The conditions hindered recreation and aesthetics in the bay until the spring of 2019, when they were removed through a collaborative effort among Chautauqua County, Ellicott, Celoron, the Chautauqua Lake and Watershed Management Alliance and the Chautauqua Lake Association, with funding provided by the Chautauqua Region Community Foundation, the Ralph C. Sheldon Foundation and the county. In an effort to avoid a repeat event in late 2019, the alliance secured and administered local funding through the Lenna Foundation for the Chautauqua Lake Association to provide extended season near-shore and shoreline maintenance services from Sept. 3 through Oct. 4. During that one-month period, CLA staff removed 80 small truckloads of macrophytes from Chautauqua Lake totaling 158 tons, or 316,000 pounds, or an estimated 160 pounds of phosphorus and 800 pounds of nitrogen from Chautauqua Lake. Alliance officials said local funding investments for in-lake maintenance projects and programs are important due to the lack of readily available state funding for in-lake macrophyte management projects and programs.

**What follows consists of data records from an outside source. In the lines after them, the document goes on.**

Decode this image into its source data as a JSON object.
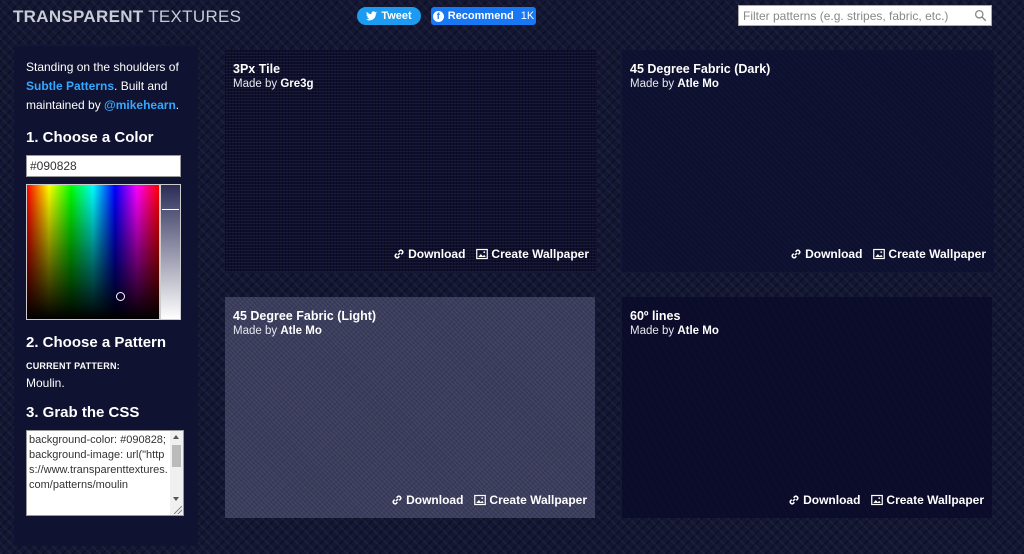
{
  "header": {
    "logo_bold": "TRANSPARENT",
    "logo_light": "TEXTURES",
    "tweet_label": "Tweet",
    "recommend_label": "Recommend",
    "recommend_count": "1K",
    "search_placeholder": "Filter patterns (e.g. stripes, fabric, etc.)"
  },
  "sidebar": {
    "intro_text_1": "Standing on the shoulders of ",
    "intro_link_1": "Subtle Patterns",
    "intro_text_2": ". Built and maintained by ",
    "intro_link_2": "@mikehearn",
    "intro_text_3": ".",
    "step1_title": "1. Choose a Color",
    "color_value": "#090828",
    "step2_title": "2. Choose a Pattern",
    "current_pattern_label": "CURRENT PATTERN:",
    "current_pattern_value": "Moulin.",
    "step3_title": "3. Grab the CSS",
    "css_text": "background-color: #090828;\nbackground-image: url(\"https://www.transparenttextures.com/patterns/moulin"
  },
  "patterns": [
    {
      "title": "3Px Tile",
      "made_by": "Made by",
      "author": "Gre3g",
      "download": "Download",
      "wallpaper": "Create Wallpaper"
    },
    {
      "title": "45 Degree Fabric (Dark)",
      "made_by": "Made by",
      "author": "Atle Mo",
      "download": "Download",
      "wallpaper": "Create Wallpaper"
    },
    {
      "title": "45 Degree Fabric (Light)",
      "made_by": "Made by",
      "author": "Atle Mo",
      "download": "Download",
      "wallpaper": "Create Wallpaper"
    },
    {
      "title": "60º lines",
      "made_by": "Made by",
      "author": "Atle Mo",
      "download": "Download",
      "wallpaper": "Create Wallpaper"
    }
  ],
  "colors": {
    "page_bg": "#131733",
    "link": "#35a7ff",
    "tweet": "#1d9bf0",
    "facebook": "#1877f2"
  }
}
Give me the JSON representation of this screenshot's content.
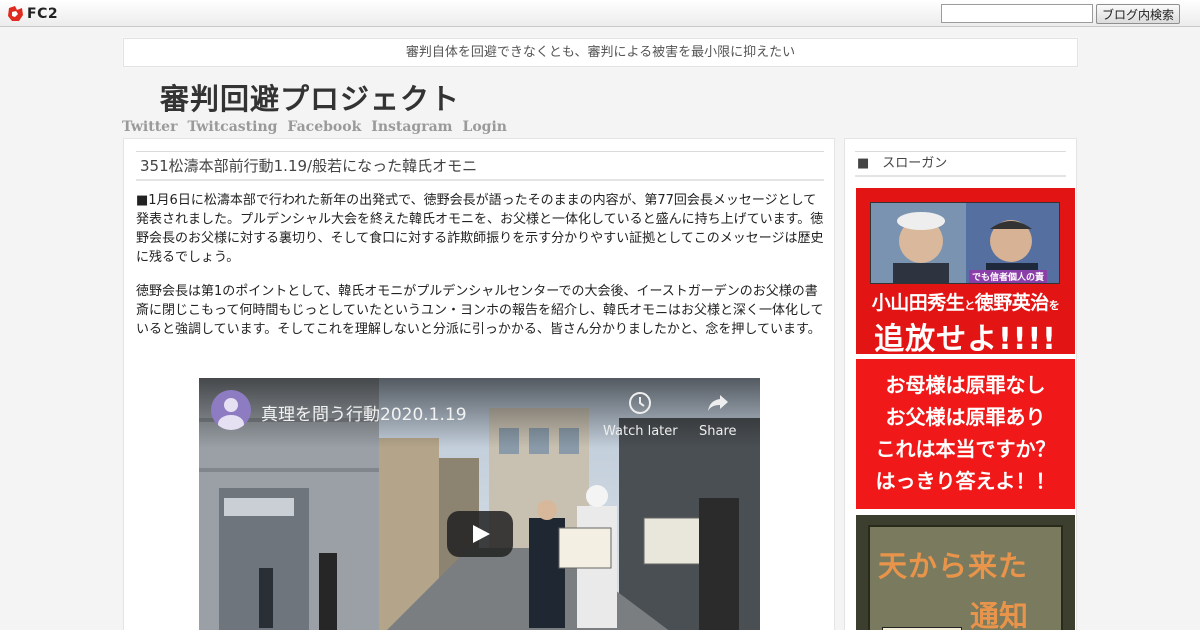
{
  "fc2bar": {
    "logo_text": "FC2",
    "search_placeholder": "",
    "search_button": "ブログ内検索"
  },
  "tagline": "審判自体を回避できなくとも、審判による被害を最小限に抑えたい",
  "site_title": "審判回避プロジェクト",
  "nav": [
    "Twitter",
    "Twitcasting",
    "Facebook",
    "Instagram",
    "Login"
  ],
  "post": {
    "title": "351松濤本部前行動1.19/般若になった韓氏オモニ",
    "paragraphs": [
      "■1月6日に松濤本部で行われた新年の出発式で、徳野会長が語ったそのままの内容が、第77回会長メッセージとして発表されました。プルデンシャル大会を終えた韓氏オモニを、お父様と一体化していると盛んに持ち上げています。徳野会長のお父様に対する裏切り、そして食口に対する詐欺師振りを示す分かりやすい証拠としてこのメッセージは歴史に残るでしょう。",
      "徳野会長は第1のポイントとして、韓氏オモニがプルデンシャルセンターでの大会後、イーストガーデンのお父様の書斎に閉じこもって何時間もじっとしていたというユン・ヨンホの報告を紹介し、韓氏オモニはお父様と深く一体化していると強調しています。そしてこれを理解しないと分派に引っかかる、皆さん分かりましたかと、念を押しています。"
    ],
    "video": {
      "title": "真理を問う行動2020.1.19",
      "watch_later": "Watch later",
      "share": "Share"
    }
  },
  "sidebar": {
    "heading": "■　スローガン",
    "banner1": {
      "tag": "でも信者個人の責",
      "name1": "小山田秀生",
      "conj": "と",
      "name2": "徳野英治",
      "particle": "を",
      "headline": "追放せよ!!!!"
    },
    "banner2": {
      "lines": [
        "お母様は原罪なし",
        "お父様は原罪あり",
        "これは本当ですか？",
        "はっきり答えよ！！"
      ]
    },
    "banner3": {
      "line1": "天から来た",
      "line2": "通知"
    }
  },
  "colors": {
    "banner_red": "#e31414",
    "nav_gray": "#9a9a9a"
  }
}
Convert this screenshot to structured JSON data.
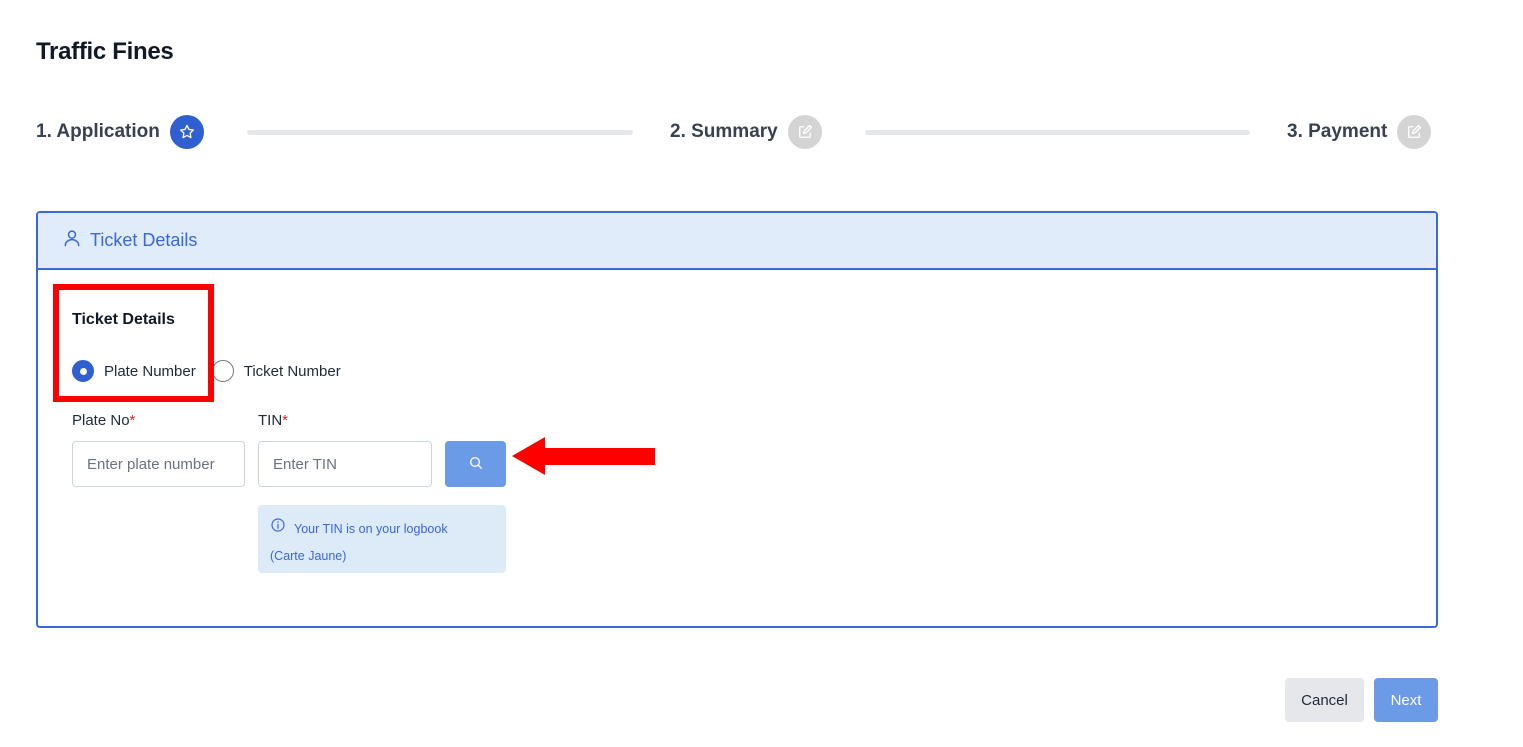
{
  "page": {
    "title": "Traffic Fines"
  },
  "stepper": {
    "steps": [
      {
        "label": "1. Application",
        "icon": "star-icon",
        "state": "active"
      },
      {
        "label": "2. Summary",
        "icon": "edit-icon",
        "state": "inactive"
      },
      {
        "label": "3. Payment",
        "icon": "edit-icon",
        "state": "inactive"
      }
    ]
  },
  "card": {
    "header_title": "Ticket Details",
    "header_icon": "user-icon",
    "section_label": "Ticket Details",
    "search_type": {
      "options": [
        {
          "label": "Plate Number",
          "checked": true
        },
        {
          "label": "Ticket Number",
          "checked": false
        }
      ]
    },
    "plate": {
      "label": "Plate No",
      "required_mark": "*",
      "placeholder": "Enter plate number",
      "value": ""
    },
    "tin": {
      "label": "TIN",
      "required_mark": "*",
      "placeholder": "Enter TIN",
      "value": ""
    },
    "search_button_icon": "search-icon",
    "info": {
      "icon": "info-icon",
      "line1": "Your TIN is on your logbook",
      "line2": "(Carte Jaune)"
    }
  },
  "actions": {
    "cancel_label": "Cancel",
    "next_label": "Next"
  },
  "colors": {
    "primary": "#2f5fd0",
    "primary_light": "#6b9be6",
    "header_bg": "#e0ecf9",
    "annotation": "#ff0000",
    "required": "#dc2626"
  }
}
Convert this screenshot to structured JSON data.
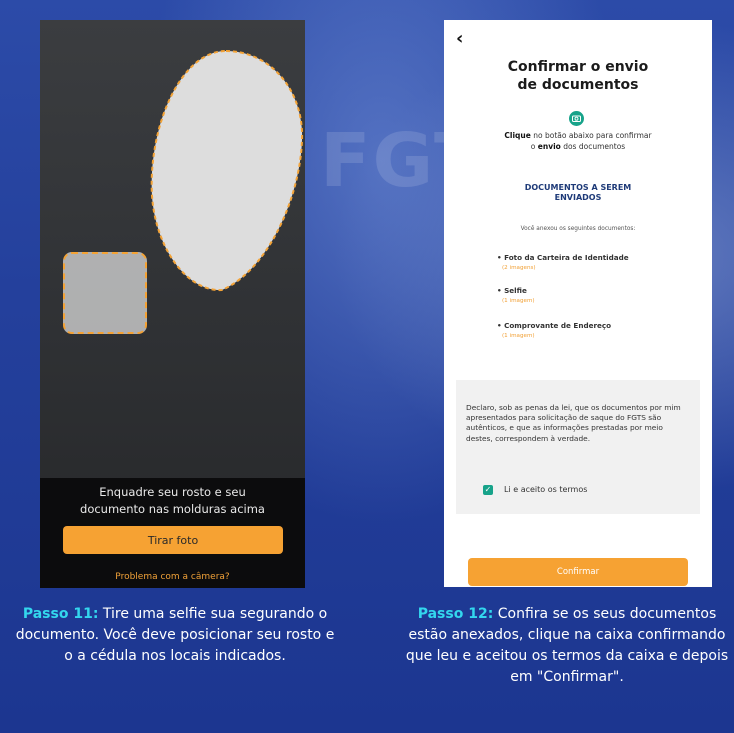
{
  "left_screen": {
    "instruction_line1": "Enquadre seu rosto e seu",
    "instruction_line2": "documento nas molduras acima",
    "take_photo_button": "Tirar foto",
    "camera_problem_link": "Problema com a câmera?"
  },
  "caption_left": {
    "step": "Passo 11:",
    "text": "Tire uma selfie sua segurando o documento. Você deve posicionar seu rosto e o a cédula nos locais indicados."
  },
  "right_screen": {
    "back_icon": "chevron-left",
    "title_line1": "Confirmar o envio",
    "title_line2": "de documentos",
    "camera_icon": "camera-icon",
    "desc_bold1": "Clique",
    "desc_mid": " no botão abaixo para confirmar",
    "desc_pre": "o ",
    "desc_bold2": "envio",
    "desc_post": " dos documentos",
    "section_line1": "DOCUMENTOS A SEREM",
    "section_line2": "ENVIADOS",
    "attached_intro": "Você anexou os seguintes documentos:",
    "documents": [
      {
        "name": "• Foto da Carteira de Identidade",
        "count": "(2 imagens)"
      },
      {
        "name": "• Selfie",
        "count": "(1 imagem)"
      },
      {
        "name": "• Comprovante de Endereço",
        "count": "(1 imagem)"
      }
    ],
    "declaration": "Declaro, sob as penas da lei, que os documentos por mim apresentados para solicitação de saque do FGTS são autênticos, e que as informações prestadas por meio destes, correspondem à verdade.",
    "terms_label": "Li e aceito os termos",
    "terms_checked": true,
    "confirm_button": "Confirmar"
  },
  "caption_right": {
    "step": "Passo 12:",
    "text": "Confira se os seus documentos estão anexados, clique na caixa confirmando que leu e aceitou os termos da caixa e depois em \"Confirmar\"."
  },
  "background_text": {
    "word": "FGTS"
  },
  "colors": {
    "accent_orange": "#f6a233",
    "teal": "#17a38a",
    "step_cyan": "#33d7ee",
    "navy": "#1e3a78"
  }
}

In 2019, the county and the town of Chautauqua deployed two new Mobitrac units, amphibious aquatic maintenance vessels, on Chautauqua Lake, representing a first of its kind service for shoreline owners. Chautauqua operated both Mobitrac units from July 1 through October. The pair of Mobitrac units removed more than 450 tons of floating vegetation from Chautauqua Lake, which equates to 450 pounds of phosphorus and 2,250 pounds of nitrogen. The Mobitrac services were focused primarily in the northeast corners of the lake where most of the floating vegetation piled up in 2019. Chautauqua also provided Mobitrac services to Bemus Point for a week at the end of August removing a few truckloads of floating vegetation from the village’s shoreline. The town hopes to extend these services to a larger portion of Chautauqua Lake in 2020.
The programs resulted in the removal of an estimated 28,719 pounds of nutrients from Chautauqua Lake in 2019 through a combined approach of harvesting, near-shore and shoreline maintenance operations. Removing weeds before they decompose promotes water movement, improved recreation and a more aesthetically appealing shoreline environment.